Wpis z mikrobloga

Nudzi mi się to pomyślałam, że opiszę wam jak wyglądają procedury przy wezwaniu do próby samobójczej.
Jeśli ktoś zgłosi podejrzenie ataku na własne życie przyjeżdża do was policja i mogą otworzyć sobie sami drzwi. Rozmawiają z wami czy chcecie się zabić i czy macie myśli samobójcze.

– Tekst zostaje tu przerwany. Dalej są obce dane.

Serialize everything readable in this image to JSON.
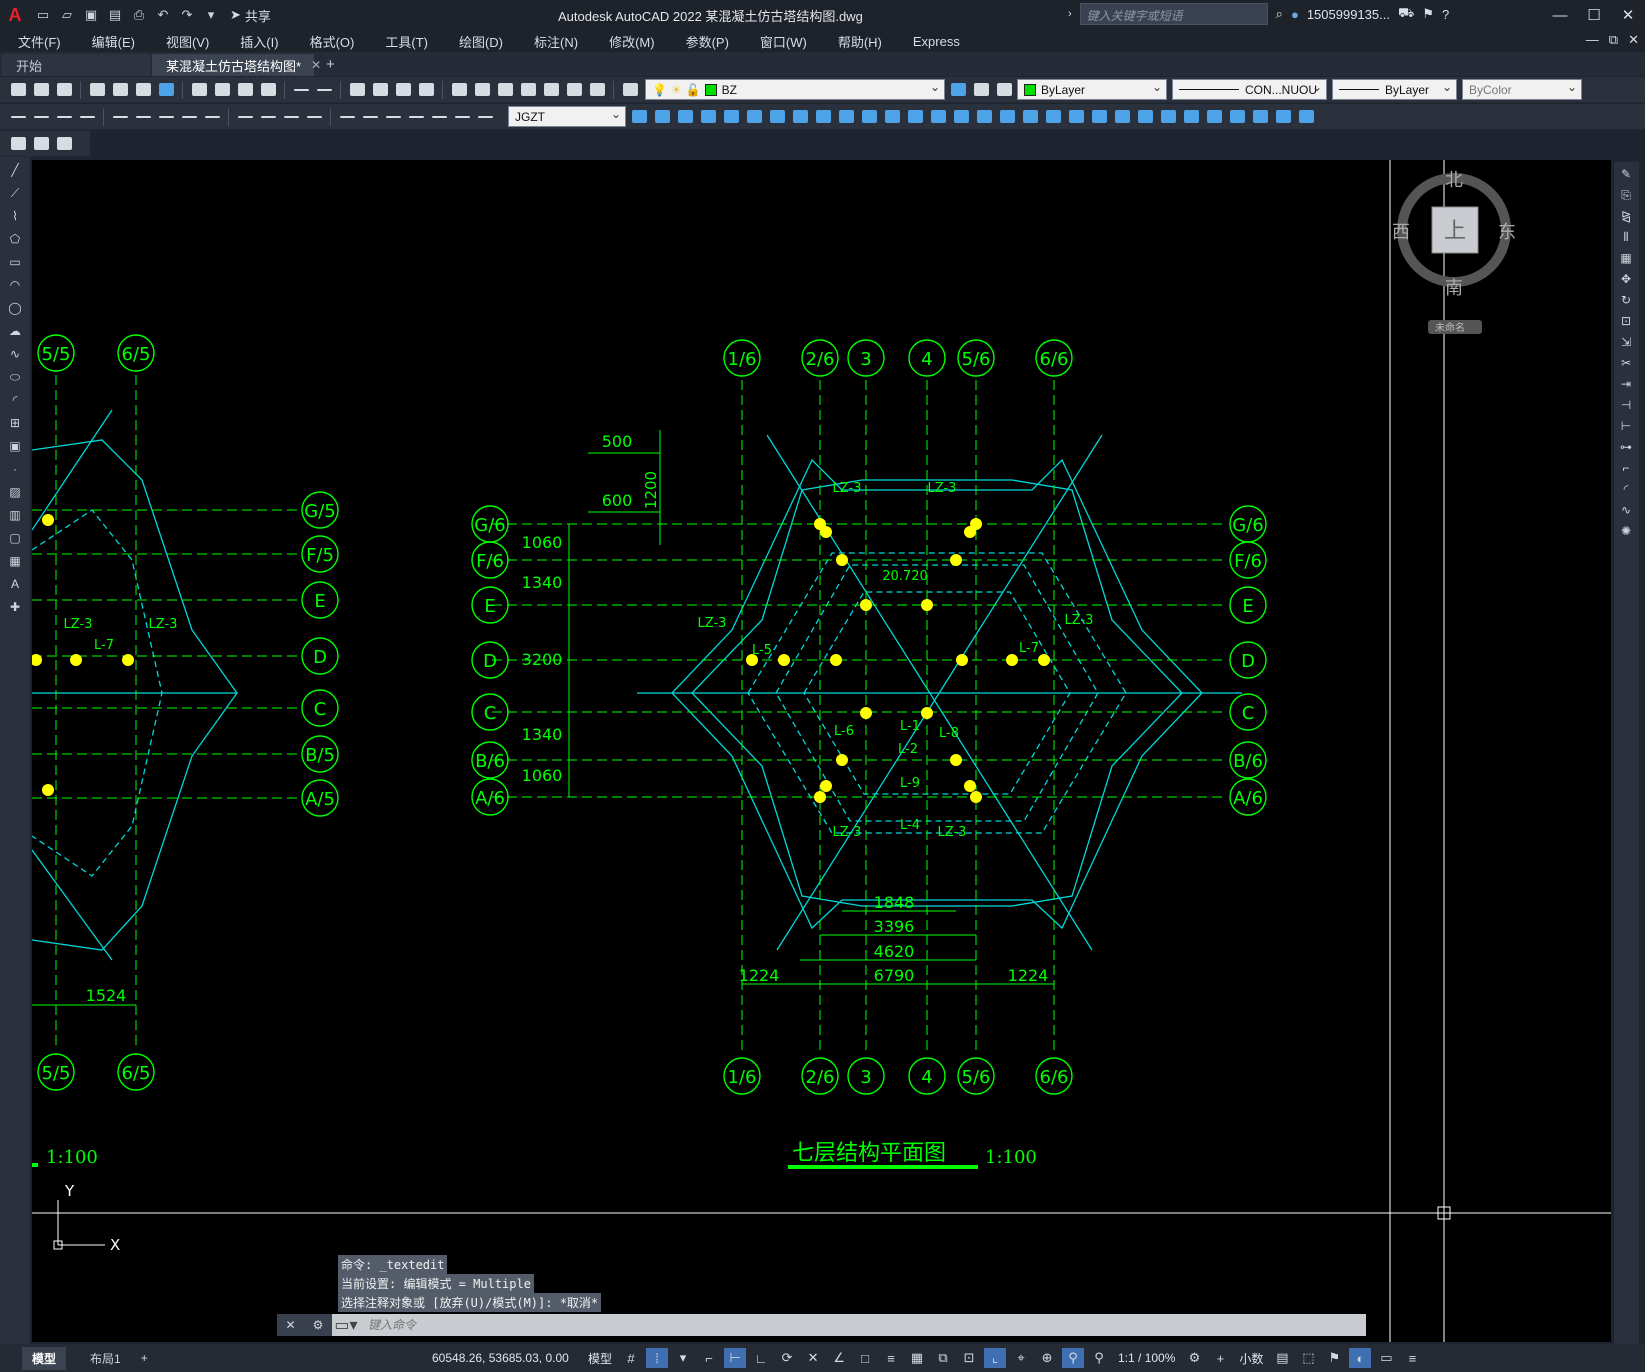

Oni zawsze wzywają karetkę.
Ludzie z karetki są zazwyczaj niemili i tutaj wywiad jest najważniejszy. Jak dobrze ściemnicie to wszyscy sobie pójdą. Po oddziałach psychiatrycznych latają tipy jak ich oszukać, co mówić i czego nie.
Jeśli nie ściemnicie to w asyście policji jedziecie karetka do szpitala psychiatrycznego. Tam rozmawiacie z psychiatrą i jeśli nadal ściemniacze, że nie wiecie o co chodzi to każe wam podpisać oświadczenie, że nie macie żadnych zamiarów samobójczych.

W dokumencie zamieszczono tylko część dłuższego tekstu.